As the July 20 Upper House elections approach, political uncertainty is rising. Prime Minister Ishiba’s ruling coalition is projected to lose seats, potentially complicating future fiscal strategies and structural reforms. Combined with unfavourable wage trends and global trade volatility, these dynamics present significant near-term headwinds for Japan’s market outlook.

China: Deflation Threat Sparks Stimulus Speculation

Mainland Chinese equities ended the week higher, buoyed by mounting expectations of government support in the face of ongoing deflation. The CSI 300 gained 0.82%, while the Shanghai Composite rose 1.09%. Hong Kong’s Hang Seng Index advanced 0.93%, reflecting modest regional optimism.

The June inflation report revealed persistent pricing pressures. Producer prices declined 3.6% year-on-year, the sharpest drop in nearly two years and the 33rd consecutive month of factory-gate deflation. Consumer prices offered a marginal surprise to the upside, rising 0.1% after four months of contraction—but analysts cautioned that this uptick likely stemmed from temporary subsidies rather than organic demand recovery.

These data reinforced speculation that Beijing will expand stimulus efforts. In early July, President Xi Jinping convened a high-level economic meeting where policymakers vowed to address “disorderly competition” and phase out unproductive industrial capacity. Markets interpreted the message as a sign that broader fiscal and credit support may soon be deployed.

Investor focus remains on how effectively authorities can balance stabilising growth with curbing structural inefficiencies.

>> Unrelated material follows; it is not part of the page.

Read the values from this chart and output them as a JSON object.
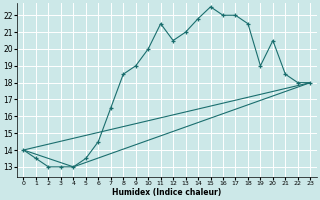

With exports and consumer confidence both under pressure, targeted stimulus aimed at households and strategic industries may be necessary to achieve even modest 2025 growth targets.

Other Markets

Turkey: Balancing Inflation Control and Growth

Turkey’s economic outlook remains dominated by the battle against inflation, which stands at 36%. The central bank has reiterated its aim to reduce inflation to the 20–25% range by end-2025, and to 12–15% by the end of 2026. While monetary policy has remained tight, that stance has constrained real growth, which has reached only 2.5% year-to-date versus 4% forecasts.

The government has managed to slightly improve its fiscal performance compared to 2024, although it is still expected to fall short of the 3.1% budget deficit target. Currency appreciation of the lira has also started to weigh on lower-margin export industries such as textiles and furniture. Still, the overall macro environment remains stable. Sovereign analysts at T. Rowe Price maintain that the current combination of tight monetary and flexible fiscal policies should eventually lead to reduced inflation, controlled credit growth, and a gradual buildup of foreign exchange reserves. While growth will likely remain below potential in the short run, these adjustments are seen as necessary steps toward long-term economic health.

Bulgaria: On Track for Euro Adoption

Bulgaria is set to join the eurozone on January 1, 2026, after receiving final approval from EU finance ministers. The European Commission and European Central Bank had previously confirmed that the country met all criteria for adoption of the single currency. This milestone concludes nearly three decades of integration that began with the introduction of a currency board in 1997.

Analysts believe eurozone accession will improve macro stability, reduce transaction costs, and enhance investor confidence in Bulgaria’s financial system. The country reported a budget deficit of 3% in 2024 and maintained healthy fiscal reserves of EUR 5.4 billion. Its debt-to-GDP ratio—at approximately 19–20%—remains among the lowest in the EU.

Euro membership is expected to further align Bulgaria’s financial infrastructure with EU norms, promote trade, and mitigate currency risk. While some transitional challenges may emerge, the overarching outlook for Bulgaria’s economy remains positive as it becomes the 21st member of the euro area.